Desde hace años mantengo en mi web personal una sección titulada «Corrupción ambiental». Se trata de un sencillo gráfico con la incidencia relativa a lo largo del tiempo de la palabra «corrupción» en las búsquedas que se producen en Google desde España. Hacía tiempo que no lo miraba, pero ciertas noticias en las últimas semanas sembraron mi curiosidad y volví a entrar para ver si mi índice casero estaba reflejando la proliferación de casos reportados por los medios de comunicación.
Para mi sorpresa, no solo lo estaba captando, sino que precisamente el índice se situaba en máximos históricos. Desde la primavera se encontraba en niveles altísimos, marcando el máximo momentáneo de la serie en junio, y con una clara tendencia al alza que llega hasta este mismo mes de diciembre en el que nos encontramos. Además, en el último barómetro del CIS se posiciona como la quinta mayor preocupación de los españolas, por detrás de la vivienda, los problemas económicos, los problemas políticos en general y la inmigración.
Una cuestión que siempre me ha llamado la atención es que la corrupción en nuestro país no conoce límites, se produce indistintamente en todos los ámbitos competenciales, desde los ayuntamientos hasta los ministerios, pasando por diputaciones, comunidades autónomas y empresas públicas. Tampoco distingue entre partidos: todos tienen algún caso de corrupción, todos los que gestionan algún presupuesto público, ya sean de izquierda o de derechas.
Una publicación de Juan Luis Jiménez en Nada es Gratis que analiza unos 3.743 casos entre 2000 y 2020 informa que la mayoría de los casos se producen a escala municipal y que, a mayor población del municipio, mayor es la probabilidad de que se haya producido un caso de corrupción. Y, como imagino que se lo están preguntando, en la base de datos que han utilizado, el partido con mayor número de casos en los 20 años de análisis ha sido el PP, seguido a muy corta distancia del PSOE. Entre los dos acumulaban el 75,8% de las causas –lo cual es lógico, ya que son los partidos con mayor número de gobiernos–.

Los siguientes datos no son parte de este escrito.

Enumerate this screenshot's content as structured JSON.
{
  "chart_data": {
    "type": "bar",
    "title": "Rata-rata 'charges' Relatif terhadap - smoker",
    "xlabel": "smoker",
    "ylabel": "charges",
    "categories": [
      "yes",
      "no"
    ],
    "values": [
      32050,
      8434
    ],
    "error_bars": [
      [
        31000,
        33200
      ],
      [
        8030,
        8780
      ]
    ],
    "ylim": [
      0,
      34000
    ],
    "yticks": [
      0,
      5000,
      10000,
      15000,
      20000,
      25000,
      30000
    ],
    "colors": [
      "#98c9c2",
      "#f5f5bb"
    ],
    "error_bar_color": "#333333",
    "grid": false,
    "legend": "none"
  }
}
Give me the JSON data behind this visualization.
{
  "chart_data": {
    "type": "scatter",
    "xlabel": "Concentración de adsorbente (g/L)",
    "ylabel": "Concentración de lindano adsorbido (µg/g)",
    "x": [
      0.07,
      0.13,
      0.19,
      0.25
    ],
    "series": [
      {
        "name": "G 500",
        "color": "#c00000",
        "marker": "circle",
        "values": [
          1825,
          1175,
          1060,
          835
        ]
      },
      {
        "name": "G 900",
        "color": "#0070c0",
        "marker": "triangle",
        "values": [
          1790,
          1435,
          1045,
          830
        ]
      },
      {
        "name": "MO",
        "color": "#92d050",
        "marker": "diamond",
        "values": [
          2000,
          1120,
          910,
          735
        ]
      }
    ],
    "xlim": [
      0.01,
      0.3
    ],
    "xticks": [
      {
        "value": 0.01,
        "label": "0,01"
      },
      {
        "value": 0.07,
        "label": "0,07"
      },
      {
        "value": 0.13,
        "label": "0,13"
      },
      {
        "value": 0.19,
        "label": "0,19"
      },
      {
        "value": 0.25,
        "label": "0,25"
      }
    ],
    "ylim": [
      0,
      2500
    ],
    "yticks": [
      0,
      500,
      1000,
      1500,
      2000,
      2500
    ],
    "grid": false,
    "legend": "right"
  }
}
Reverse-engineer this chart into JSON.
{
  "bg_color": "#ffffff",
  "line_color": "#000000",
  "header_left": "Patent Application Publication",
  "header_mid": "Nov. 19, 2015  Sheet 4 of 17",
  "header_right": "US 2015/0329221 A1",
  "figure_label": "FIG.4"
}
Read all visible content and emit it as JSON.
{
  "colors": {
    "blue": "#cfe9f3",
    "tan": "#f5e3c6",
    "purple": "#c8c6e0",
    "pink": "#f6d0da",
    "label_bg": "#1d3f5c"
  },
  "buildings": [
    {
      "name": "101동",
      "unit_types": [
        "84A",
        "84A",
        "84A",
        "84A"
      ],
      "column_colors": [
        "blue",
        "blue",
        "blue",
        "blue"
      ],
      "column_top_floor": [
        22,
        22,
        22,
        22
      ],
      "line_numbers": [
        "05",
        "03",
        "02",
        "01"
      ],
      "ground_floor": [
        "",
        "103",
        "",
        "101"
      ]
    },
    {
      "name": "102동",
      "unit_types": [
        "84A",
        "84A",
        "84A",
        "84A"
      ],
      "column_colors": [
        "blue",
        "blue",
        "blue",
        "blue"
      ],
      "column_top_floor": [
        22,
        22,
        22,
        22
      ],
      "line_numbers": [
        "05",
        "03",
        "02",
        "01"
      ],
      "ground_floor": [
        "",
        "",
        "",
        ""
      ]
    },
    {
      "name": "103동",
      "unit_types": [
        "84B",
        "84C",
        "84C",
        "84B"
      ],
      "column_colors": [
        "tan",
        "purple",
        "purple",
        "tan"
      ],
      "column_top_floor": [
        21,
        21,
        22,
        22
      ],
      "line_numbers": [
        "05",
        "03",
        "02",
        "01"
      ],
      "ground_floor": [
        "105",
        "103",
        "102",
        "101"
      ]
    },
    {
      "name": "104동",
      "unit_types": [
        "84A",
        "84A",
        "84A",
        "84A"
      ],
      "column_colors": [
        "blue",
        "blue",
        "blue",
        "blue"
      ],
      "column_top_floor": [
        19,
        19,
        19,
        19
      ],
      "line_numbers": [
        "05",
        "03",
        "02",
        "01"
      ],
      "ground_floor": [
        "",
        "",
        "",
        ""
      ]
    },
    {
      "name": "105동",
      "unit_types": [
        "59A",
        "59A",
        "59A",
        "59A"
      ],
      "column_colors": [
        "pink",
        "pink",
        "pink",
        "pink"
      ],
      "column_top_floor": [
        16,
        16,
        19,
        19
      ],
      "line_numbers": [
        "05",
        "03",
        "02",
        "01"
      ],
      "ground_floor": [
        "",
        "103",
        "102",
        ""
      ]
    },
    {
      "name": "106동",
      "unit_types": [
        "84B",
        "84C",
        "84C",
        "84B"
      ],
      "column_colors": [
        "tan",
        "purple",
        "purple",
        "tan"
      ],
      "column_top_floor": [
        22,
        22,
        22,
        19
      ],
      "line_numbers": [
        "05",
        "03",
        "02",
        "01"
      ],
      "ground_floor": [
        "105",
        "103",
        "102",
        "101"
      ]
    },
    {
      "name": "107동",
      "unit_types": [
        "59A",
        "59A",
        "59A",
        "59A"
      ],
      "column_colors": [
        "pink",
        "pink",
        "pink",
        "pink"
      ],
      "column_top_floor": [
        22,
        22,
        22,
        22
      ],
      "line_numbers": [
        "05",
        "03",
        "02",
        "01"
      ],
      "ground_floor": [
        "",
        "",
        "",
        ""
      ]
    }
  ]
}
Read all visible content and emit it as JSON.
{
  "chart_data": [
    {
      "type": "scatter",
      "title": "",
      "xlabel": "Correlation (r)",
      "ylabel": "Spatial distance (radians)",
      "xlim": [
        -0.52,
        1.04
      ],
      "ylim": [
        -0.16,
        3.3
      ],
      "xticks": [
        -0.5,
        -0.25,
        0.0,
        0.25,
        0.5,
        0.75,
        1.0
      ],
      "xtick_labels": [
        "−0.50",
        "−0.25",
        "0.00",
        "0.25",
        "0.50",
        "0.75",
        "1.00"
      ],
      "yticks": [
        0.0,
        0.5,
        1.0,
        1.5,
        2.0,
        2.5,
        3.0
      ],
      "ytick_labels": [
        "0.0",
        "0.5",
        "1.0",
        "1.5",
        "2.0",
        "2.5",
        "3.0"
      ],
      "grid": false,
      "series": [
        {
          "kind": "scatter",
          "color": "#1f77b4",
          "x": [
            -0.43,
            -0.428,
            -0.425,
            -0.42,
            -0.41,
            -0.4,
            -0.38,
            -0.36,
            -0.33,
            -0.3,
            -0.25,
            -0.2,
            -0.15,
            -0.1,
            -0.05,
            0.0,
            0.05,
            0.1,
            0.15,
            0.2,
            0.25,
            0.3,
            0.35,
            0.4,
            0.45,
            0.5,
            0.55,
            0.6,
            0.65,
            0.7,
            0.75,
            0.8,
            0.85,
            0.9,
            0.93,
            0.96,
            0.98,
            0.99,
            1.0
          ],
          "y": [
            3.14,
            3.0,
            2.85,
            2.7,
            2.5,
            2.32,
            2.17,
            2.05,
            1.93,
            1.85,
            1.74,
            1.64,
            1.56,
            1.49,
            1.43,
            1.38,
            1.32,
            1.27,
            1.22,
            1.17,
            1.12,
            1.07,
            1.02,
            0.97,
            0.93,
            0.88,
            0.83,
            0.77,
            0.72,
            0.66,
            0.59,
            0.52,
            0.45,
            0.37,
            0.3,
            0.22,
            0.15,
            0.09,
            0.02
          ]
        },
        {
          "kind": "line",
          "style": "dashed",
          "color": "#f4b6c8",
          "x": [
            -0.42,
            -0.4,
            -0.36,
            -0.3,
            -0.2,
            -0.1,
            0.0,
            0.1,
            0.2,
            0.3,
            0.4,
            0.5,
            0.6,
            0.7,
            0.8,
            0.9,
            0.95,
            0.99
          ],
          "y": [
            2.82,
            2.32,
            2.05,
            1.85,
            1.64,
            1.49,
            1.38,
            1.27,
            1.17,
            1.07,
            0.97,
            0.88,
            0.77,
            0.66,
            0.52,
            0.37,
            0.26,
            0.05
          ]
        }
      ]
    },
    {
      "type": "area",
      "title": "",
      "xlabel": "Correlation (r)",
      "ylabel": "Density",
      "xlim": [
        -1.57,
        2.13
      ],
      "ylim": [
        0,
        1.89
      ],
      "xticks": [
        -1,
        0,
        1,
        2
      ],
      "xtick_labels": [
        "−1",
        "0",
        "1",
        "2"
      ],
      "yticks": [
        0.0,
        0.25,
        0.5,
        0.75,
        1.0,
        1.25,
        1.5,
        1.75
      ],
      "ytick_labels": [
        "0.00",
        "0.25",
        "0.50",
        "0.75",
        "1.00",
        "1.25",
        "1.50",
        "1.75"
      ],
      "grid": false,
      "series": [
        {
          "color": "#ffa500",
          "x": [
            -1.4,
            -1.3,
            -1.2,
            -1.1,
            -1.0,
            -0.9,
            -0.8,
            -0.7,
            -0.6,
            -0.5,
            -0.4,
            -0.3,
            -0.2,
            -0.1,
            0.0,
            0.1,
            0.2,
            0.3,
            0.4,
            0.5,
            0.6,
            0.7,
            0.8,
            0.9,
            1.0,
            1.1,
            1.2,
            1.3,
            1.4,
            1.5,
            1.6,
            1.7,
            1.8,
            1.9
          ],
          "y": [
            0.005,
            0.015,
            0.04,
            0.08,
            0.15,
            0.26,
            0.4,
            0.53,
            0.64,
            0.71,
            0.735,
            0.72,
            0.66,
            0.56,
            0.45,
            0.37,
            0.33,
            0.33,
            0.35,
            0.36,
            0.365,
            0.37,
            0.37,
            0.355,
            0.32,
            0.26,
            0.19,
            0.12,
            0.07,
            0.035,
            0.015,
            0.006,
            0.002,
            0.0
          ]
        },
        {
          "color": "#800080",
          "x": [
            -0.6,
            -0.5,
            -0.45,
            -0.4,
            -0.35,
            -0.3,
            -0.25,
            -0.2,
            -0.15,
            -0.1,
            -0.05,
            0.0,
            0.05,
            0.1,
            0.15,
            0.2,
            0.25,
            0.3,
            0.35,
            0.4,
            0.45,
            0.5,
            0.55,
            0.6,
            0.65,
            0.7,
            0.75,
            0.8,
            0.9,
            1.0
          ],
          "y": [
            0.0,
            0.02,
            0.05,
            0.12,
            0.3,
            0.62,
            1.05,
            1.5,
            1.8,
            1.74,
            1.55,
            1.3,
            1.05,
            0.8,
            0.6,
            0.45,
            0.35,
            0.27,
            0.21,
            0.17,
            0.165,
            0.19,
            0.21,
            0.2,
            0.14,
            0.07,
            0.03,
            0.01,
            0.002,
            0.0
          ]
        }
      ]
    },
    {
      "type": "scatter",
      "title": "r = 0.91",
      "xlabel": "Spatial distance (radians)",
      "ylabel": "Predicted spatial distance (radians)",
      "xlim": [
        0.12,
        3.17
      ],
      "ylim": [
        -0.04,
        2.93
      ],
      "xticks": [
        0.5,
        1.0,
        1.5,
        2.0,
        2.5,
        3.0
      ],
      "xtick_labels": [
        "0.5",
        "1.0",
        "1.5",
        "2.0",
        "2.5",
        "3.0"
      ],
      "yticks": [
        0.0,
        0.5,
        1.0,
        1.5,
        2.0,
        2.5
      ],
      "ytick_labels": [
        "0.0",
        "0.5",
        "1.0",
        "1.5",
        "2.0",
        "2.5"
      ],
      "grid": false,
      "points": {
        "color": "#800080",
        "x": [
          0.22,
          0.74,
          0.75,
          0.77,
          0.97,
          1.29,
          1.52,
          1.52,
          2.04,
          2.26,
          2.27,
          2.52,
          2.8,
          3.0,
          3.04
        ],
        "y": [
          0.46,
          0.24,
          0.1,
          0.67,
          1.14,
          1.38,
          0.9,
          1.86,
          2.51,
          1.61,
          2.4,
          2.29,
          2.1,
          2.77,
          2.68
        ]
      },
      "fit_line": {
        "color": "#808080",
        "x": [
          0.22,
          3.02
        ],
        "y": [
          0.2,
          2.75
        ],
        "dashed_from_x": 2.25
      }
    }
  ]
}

Si nos comparamos ahora con los países de nuestro entorno salimos muy mal en la foto. La organización Transparencia Internacional publica cada año un Índice de Percepción de la Corrupción para 180 países. España se situó en 2024 en el puesto 46, cayendo 10 desde el puesto 36 de 2023 y 2022. De las grandes economías de la UE, solo Italia está peor valorada que la española. De hecho, el cinturón de mayor corrupción de la UE abarca a los países del Mediterráneo y los del flanco oriental.
A nadie se le escapa el daño que la corrupción genera. Desde el derroche de fondos públicos para el enriquecimiento de unos pocos y el deterioro de los servicios y bienes públicos, hasta la pérdida de confianza de los votantes en las instituciones, en la política y, en última instancia, en la propia democracia como sistema político.
Quiero pensar que no hay nada en nuestro código genético o en nuestra cultura que predisponga a la corrupción en mayor medida que en otros. La propia visualización del índice de Transparencia Internacional parece indicar que hay una cierta correlación entre riqueza de un país y su posición en el ranking. Lo que también tiene su lógica, ya que la pobreza correlaciona también con la calidad de las instituciones, que son la herramienta principal para llevar a cabo los actos de corrupción.
Y tampoco hay que dejar de lado que nuestro sistema no es especialmente reactivo a los casos de corrupción. La actitud de los grandes partidos es idéntica en casi todas las ocasiones. Pero sorprende sobremanera que los partidos se tiren los trastos a la cabeza con el descubrimiento de cada nuevo caso pero que no se pongan de acuerdo en la toma de medidas que pongan coto o dificulten la corrupción.
No sé si es que el incentivo es precisamente no tocar el sistema, ya que las potenciales ganancias (ilegales) son mayores que las pérdidas (de voto a corto plazo), ya que o bien los votantes tienen la memoria muy corta o bien se ha generalizado tanto la idea de que «todos roban» que la corrupción ha dejado de ser una variable que influya decisivamente en la decisión del voto.
Pero, a largo plazo, ese sentimiento de decepción con el sistema de partidos puede salirnos muy caro a todos ya que los votantes podrían inclinarse por opciones supuestamente antisistema que aboguen por erosionar el propio sistema en pos de alguna necesidad percibida que y terminemos derivando hacia un sistema menos democrático y más autocrático. Y esto no es ciencia ficción, ya lo estamos viendo en países con una tradición democrática mucho más prolongada que la nuestra.